Switzerland had wanted – via a so-called Rubik accord – to regulate the previously non-declared, untaxed funds deposited by foreign nationals in Switzerland while preserving client anonymity.
“There cannot be a tax amnesty,” declared Hollande at a press conference in Paris.
For her part, Widmer-Schlumpf, who also holds the rotating Swiss presidency this year, said the Rubik accords were not so much an amnesty as a compromise “which allows tax payers with accounts in Switzerland to be taxed with a fine”.
Hollande said France wished to make progress on other issues – such as cooperation in the search for tax information, the status of the binational airport at Basel or the agreement on inheritance – before dealing with the Rubik dossier.

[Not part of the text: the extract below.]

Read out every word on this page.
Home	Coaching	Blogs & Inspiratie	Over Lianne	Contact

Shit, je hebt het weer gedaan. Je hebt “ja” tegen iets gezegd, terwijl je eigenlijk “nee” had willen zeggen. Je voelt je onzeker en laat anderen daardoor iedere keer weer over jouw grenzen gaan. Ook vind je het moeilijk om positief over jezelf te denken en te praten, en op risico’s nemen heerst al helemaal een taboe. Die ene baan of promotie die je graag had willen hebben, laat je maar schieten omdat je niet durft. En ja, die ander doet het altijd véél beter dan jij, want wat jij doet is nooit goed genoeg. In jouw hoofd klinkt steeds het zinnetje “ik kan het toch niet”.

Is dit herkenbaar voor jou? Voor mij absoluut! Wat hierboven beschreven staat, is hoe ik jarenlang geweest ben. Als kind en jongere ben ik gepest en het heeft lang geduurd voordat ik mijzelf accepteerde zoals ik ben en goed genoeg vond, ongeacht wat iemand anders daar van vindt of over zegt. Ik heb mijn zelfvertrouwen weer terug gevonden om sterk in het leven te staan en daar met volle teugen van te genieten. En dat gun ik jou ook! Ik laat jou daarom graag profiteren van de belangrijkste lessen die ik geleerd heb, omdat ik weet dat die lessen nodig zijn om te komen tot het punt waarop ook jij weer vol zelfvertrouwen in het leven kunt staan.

Beyond tax matters, Hollande said one of the reasons for the meeting was to strengthen bilateral relations which had been damaged by arguments over banking secrecy going back to his predecessor, Nicolas Sarkozy.
The Swiss government, according to Hollande, had been “needlessly shocked or attacked by surprise by the previous presidency”.
He also jokingly denied rumours that French tax agents were pretending to take holidays in Switzerland in order to check up on French tax payers.
A Swiss finance ministry spokesperson said Hollande had agreed to visit Switzerland "in the coming months", although no date had been set.
Switzerland has come under increased pressure to hand over names of alleged tax cheats from countries such as Germany, France, Italy and Britain.
In response, the Rubik principle was devised by the Association of Foreign Banks in Switzerland, and aims to separate income from wealth and hand over tax at source to third countries, while keeping the Swiss bank account holder’s anonymity.
Rubik deals have been signed with Austria, Germany and Britain but are subject to parliamentary approval in all the countries involved. Last month, the German upper house of parliament, dominated by opposition parties, the deal.
The French in Switzerland
In 2010, Switzerland was home to 95,600 French citizens. This had risen from 73,500 in 2006, due largely to the implementation of the free movement of people agreement with the European Union.
The French represented the fifth-largest group of foreigners living in Switzerland (after Italy, Germany, Portugal and Serbia), although the number would be higher taking into account those who have not registered at the consulate.